Putting It All Together

Here is the complete practice system in one concise checklist:

  1. Target the right difficulty: Rating + 100 to + 300. Move up when solve rate hits 60–70%.
  2. Rotate topics: Use the 4-week cycle. Patch weaknesses first.
  3. Log everything: Problem, topic, difficulty, time, key insight, mistakes.
  4. Review with spaced repetition: 1, 3, 7, 14, 30, 90 day intervals.

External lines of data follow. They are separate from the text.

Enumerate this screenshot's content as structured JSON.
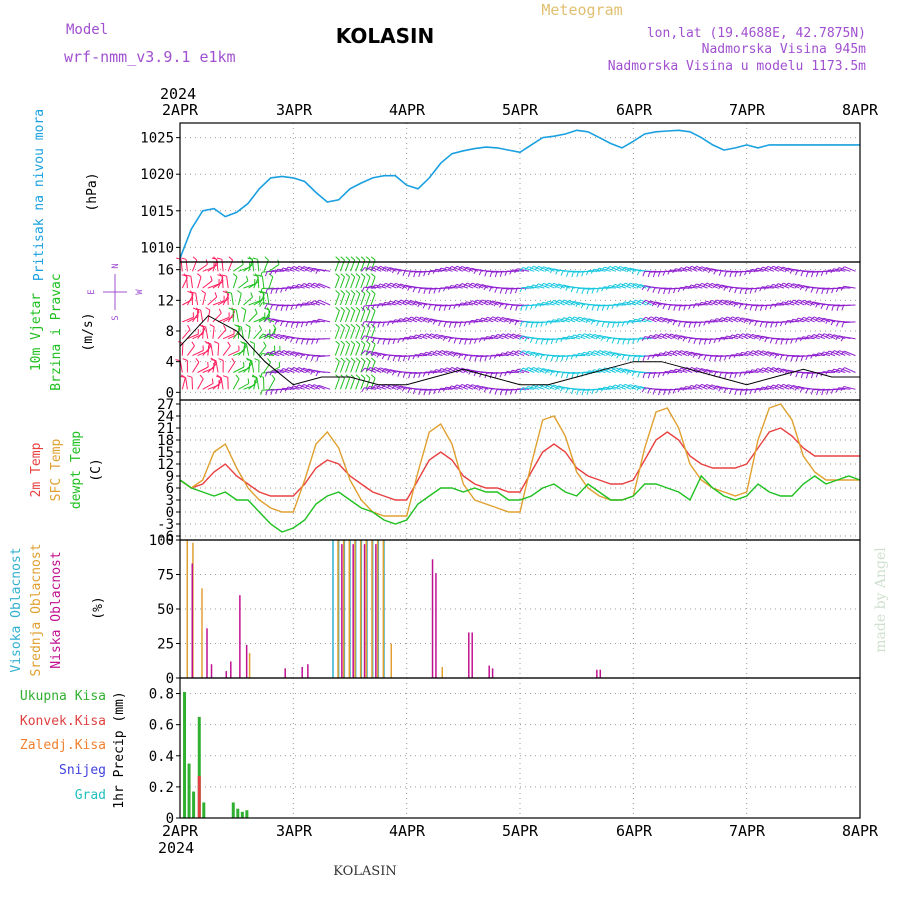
{
  "header": {
    "model_label": "Model",
    "model_name": "wrf-nmm_v3.9.1 e1km",
    "title": "KOLASIN",
    "chart_type": "Meteogram",
    "lonlat": "lon,lat (19.4688E, 42.7875N)",
    "elevation": "Nadmorska Visina 945m",
    "model_elevation": "Nadmorska Visina u modelu 1173.5m"
  },
  "time_axis": {
    "year": "2024",
    "days": [
      "2APR",
      "3APR",
      "4APR",
      "5APR",
      "6APR",
      "7APR",
      "8APR"
    ]
  },
  "footer": {
    "station": "KOLASIN",
    "watermark": "made by Angel"
  },
  "colors": {
    "pressure": "#1aa0e0",
    "temp2m": "#e84040",
    "sfc_temp": "#e0a030",
    "dewpt": "#20c020",
    "wind_slow": "#ff2060",
    "wind_mid": "#20c020",
    "wind_fast": "#18c8e0",
    "wind_strong": "#9020d0",
    "high_cloud": "#30b0d0",
    "mid_cloud": "#e0a030",
    "low_cloud": "#c01090",
    "precip_total": "#30b030",
    "precip_conv": "#e04040",
    "snow": "#4040e0",
    "hail": "#20c0c0",
    "grid": "#999999"
  },
  "chart_data": [
    {
      "type": "line",
      "panel": "pressure",
      "ylabel": "Pritisak na nivou mora",
      "unit": "(hPa)",
      "ylim": [
        1008,
        1027
      ],
      "yticks": [
        1010,
        1015,
        1020,
        1025
      ],
      "grid": true,
      "series": [
        {
          "x_days": [
            0,
            0.1,
            0.2,
            0.3,
            0.4,
            0.5,
            0.6,
            0.7,
            0.8,
            0.9,
            1.0,
            1.1,
            1.2,
            1.3,
            1.4,
            1.5,
            1.6,
            1.7,
            1.8,
            1.9,
            2.0,
            2.1,
            2.2,
            2.3,
            2.4,
            2.5,
            2.6,
            2.7,
            2.8,
            2.9,
            3.0,
            3.1,
            3.2,
            3.3,
            3.4,
            3.5,
            3.6,
            3.7,
            3.8,
            3.9,
            4.0,
            4.1,
            4.2,
            4.3,
            4.4,
            4.5,
            4.6,
            4.7,
            4.8,
            4.9,
            5.0,
            5.1,
            5.2,
            5.3,
            5.4,
            5.5,
            5.6,
            5.7,
            5.8,
            5.9,
            6.0
          ],
          "values": [
            1008.5,
            1012.5,
            1015.0,
            1015.3,
            1014.2,
            1014.8,
            1016.0,
            1018.0,
            1019.5,
            1019.7,
            1019.5,
            1019.0,
            1017.5,
            1016.2,
            1016.5,
            1018.0,
            1018.8,
            1019.5,
            1019.8,
            1019.8,
            1018.5,
            1018.0,
            1019.5,
            1021.5,
            1022.8,
            1023.2,
            1023.5,
            1023.7,
            1023.6,
            1023.3,
            1023.0,
            1024.0,
            1025.0,
            1025.2,
            1025.5,
            1026.0,
            1025.8,
            1025.0,
            1024.2,
            1023.6,
            1024.5,
            1025.5,
            1025.8,
            1025.9,
            1026.0,
            1025.8,
            1025.0,
            1024.0,
            1023.3,
            1023.6,
            1024.0,
            1023.6,
            1024.0,
            1024.0,
            1024.0,
            1024.0,
            1024.0,
            1024.0,
            1024.0,
            1024.0,
            1024.0
          ]
        }
      ]
    },
    {
      "type": "scatter",
      "panel": "wind",
      "ylabel": "10m Vjetar Brzina i Pravac",
      "unit": "(m/s)",
      "ylim": [
        -1,
        17
      ],
      "yticks": [
        0,
        4,
        8,
        12,
        16
      ],
      "direction_legend": [
        "N",
        "E",
        "S",
        "W"
      ],
      "grid": true,
      "series": [
        {
          "name": "speed",
          "x_days": [
            0,
            0.25,
            0.5,
            0.75,
            1.0,
            1.25,
            1.5,
            1.75,
            2.0,
            2.25,
            2.5,
            2.75,
            3.0,
            3.25,
            3.5,
            3.75,
            4.0,
            4.25,
            4.5,
            4.75,
            5.0,
            5.25,
            5.5,
            5.75,
            6.0
          ],
          "values": [
            6,
            10,
            8,
            4,
            1,
            2,
            2,
            1,
            1,
            2,
            3,
            2,
            1,
            1,
            2,
            3,
            4,
            4,
            3,
            2,
            1,
            2,
            3,
            2,
            2
          ]
        }
      ]
    },
    {
      "type": "line",
      "panel": "temperature",
      "ylabel": "2m Temp / SFC Temp / dewpt Temp",
      "unit": "(C)",
      "ylim": [
        -7,
        28
      ],
      "yticks": [
        -6,
        -3,
        0,
        3,
        6,
        9,
        12,
        15,
        18,
        21,
        24,
        27
      ],
      "grid": true,
      "x_days": [
        0,
        0.1,
        0.2,
        0.3,
        0.4,
        0.5,
        0.6,
        0.7,
        0.8,
        0.9,
        1.0,
        1.1,
        1.2,
        1.3,
        1.4,
        1.5,
        1.6,
        1.7,
        1.8,
        1.9,
        2.0,
        2.1,
        2.2,
        2.3,
        2.4,
        2.5,
        2.6,
        2.7,
        2.8,
        2.9,
        3.0,
        3.1,
        3.2,
        3.3,
        3.4,
        3.5,
        3.6,
        3.7,
        3.8,
        3.9,
        4.0,
        4.1,
        4.2,
        4.3,
        4.4,
        4.5,
        4.6,
        4.7,
        4.8,
        4.9,
        5.0,
        5.1,
        5.2,
        5.3,
        5.4,
        5.5,
        5.6,
        5.7,
        5.8,
        5.9,
        6.0
      ],
      "series": [
        {
          "name": "2m Temp",
          "values": [
            8,
            6,
            7,
            10,
            12,
            9,
            7,
            5,
            4,
            4,
            4,
            7,
            11,
            13,
            12,
            9,
            7,
            5,
            4,
            3,
            3,
            8,
            13,
            15,
            13,
            9,
            7,
            6,
            6,
            5,
            5,
            10,
            15,
            17,
            15,
            11,
            9,
            8,
            7,
            7,
            8,
            13,
            18,
            20,
            18,
            14,
            12,
            11,
            11,
            11,
            12,
            16,
            20,
            21,
            19,
            16,
            14,
            14,
            14,
            14,
            14
          ]
        },
        {
          "name": "SFC Temp",
          "values": [
            8,
            6,
            8,
            15,
            17,
            11,
            6,
            3,
            1,
            0,
            0,
            8,
            17,
            20,
            16,
            8,
            3,
            0,
            -1,
            -1,
            -1,
            10,
            20,
            22,
            17,
            7,
            3,
            2,
            1,
            0,
            0,
            12,
            23,
            24,
            19,
            10,
            6,
            4,
            3,
            3,
            4,
            16,
            25,
            26,
            21,
            12,
            8,
            6,
            5,
            4,
            5,
            18,
            26,
            27,
            23,
            14,
            10,
            8,
            8,
            8,
            8
          ]
        },
        {
          "name": "dewpt Temp",
          "values": [
            8,
            6,
            5,
            4,
            5,
            3,
            3,
            0,
            -3,
            -5,
            -4,
            -2,
            2,
            4,
            5,
            3,
            1,
            0,
            -2,
            -3,
            -2,
            2,
            4,
            6,
            6,
            5,
            6,
            5,
            5,
            3,
            3,
            4,
            6,
            7,
            5,
            4,
            7,
            5,
            3,
            3,
            4,
            7,
            7,
            6,
            5,
            3,
            9,
            6,
            4,
            3,
            4,
            7,
            5,
            4,
            4,
            7,
            9,
            7,
            8,
            9,
            8
          ]
        }
      ]
    },
    {
      "type": "bar",
      "panel": "cloud",
      "ylabel": "Visoka Oblacnost / Srednja Oblacnost / Niska Oblacnost",
      "unit": "(%)",
      "ylim": [
        0,
        100
      ],
      "yticks": [
        0,
        25,
        50,
        75,
        100
      ],
      "grid": true,
      "series": [
        {
          "name": "Visoka Oblacnost",
          "x_days": [
            1.35,
            1.4,
            1.45,
            1.5,
            1.55,
            1.6,
            1.65,
            1.7,
            1.75,
            1.8
          ],
          "values": [
            100,
            100,
            100,
            100,
            100,
            100,
            100,
            100,
            100,
            100
          ]
        },
        {
          "name": "Srednja Oblacnost",
          "x_days": [
            0.05,
            0.1,
            0.18,
            0.6,
            1.38,
            1.43,
            1.48,
            1.53,
            1.58,
            1.63,
            1.68,
            1.73,
            1.78,
            1.85,
            2.3
          ],
          "values": [
            100,
            98,
            65,
            18,
            100,
            100,
            100,
            100,
            100,
            100,
            100,
            100,
            100,
            25,
            8
          ]
        },
        {
          "name": "Niska Oblacnost",
          "x_days": [
            0.08,
            0.21,
            0.25,
            0.38,
            0.42,
            0.5,
            0.56,
            0.9,
            1.05,
            1.1,
            1.4,
            1.5,
            1.6,
            1.7,
            2.2,
            2.23,
            2.52,
            2.55,
            2.7,
            2.73,
            3.65,
            3.68
          ],
          "values": [
            83,
            36,
            10,
            5,
            12,
            60,
            24,
            7,
            8,
            10,
            97,
            97,
            97,
            97,
            86,
            76,
            33,
            33,
            9,
            7,
            6,
            6
          ]
        }
      ]
    },
    {
      "type": "bar",
      "panel": "precipitation",
      "ylabel": "1hr Precip",
      "unit": "(mm)",
      "ylim": [
        0,
        0.9
      ],
      "yticks": [
        0,
        0.2,
        0.4,
        0.6,
        0.8
      ],
      "legend": [
        "Ukupna Kisa",
        "Konvek.Kisa",
        "Zaledj.Kisa",
        "Snijeg",
        "Grad"
      ],
      "grid": true,
      "series": [
        {
          "name": "Ukupna Kisa",
          "x_days": [
            0.04,
            0.08,
            0.12,
            0.17,
            0.21,
            0.47,
            0.51,
            0.55,
            0.59
          ],
          "values": [
            0.81,
            0.35,
            0.17,
            0.65,
            0.1,
            0.1,
            0.06,
            0.04,
            0.05
          ]
        },
        {
          "name": "Konvek.Kisa",
          "x_days": [
            0.17
          ],
          "values": [
            0.27
          ]
        }
      ]
    }
  ]
}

  5. Do 2–3 virtual contests per week. Upsolve every missed problem.
  6. Measure monthly: Solve rate, time per problem, topic coverage, contest trend.
  7. Stay consistent: 5 focused days per week beats 2 marathon sessions.
Final thought: The contestants who reach 2000+ rating are not the ones who solved the most problems. They are the ones who extracted the most learning from every problem they solved. Be that kind of practitioner.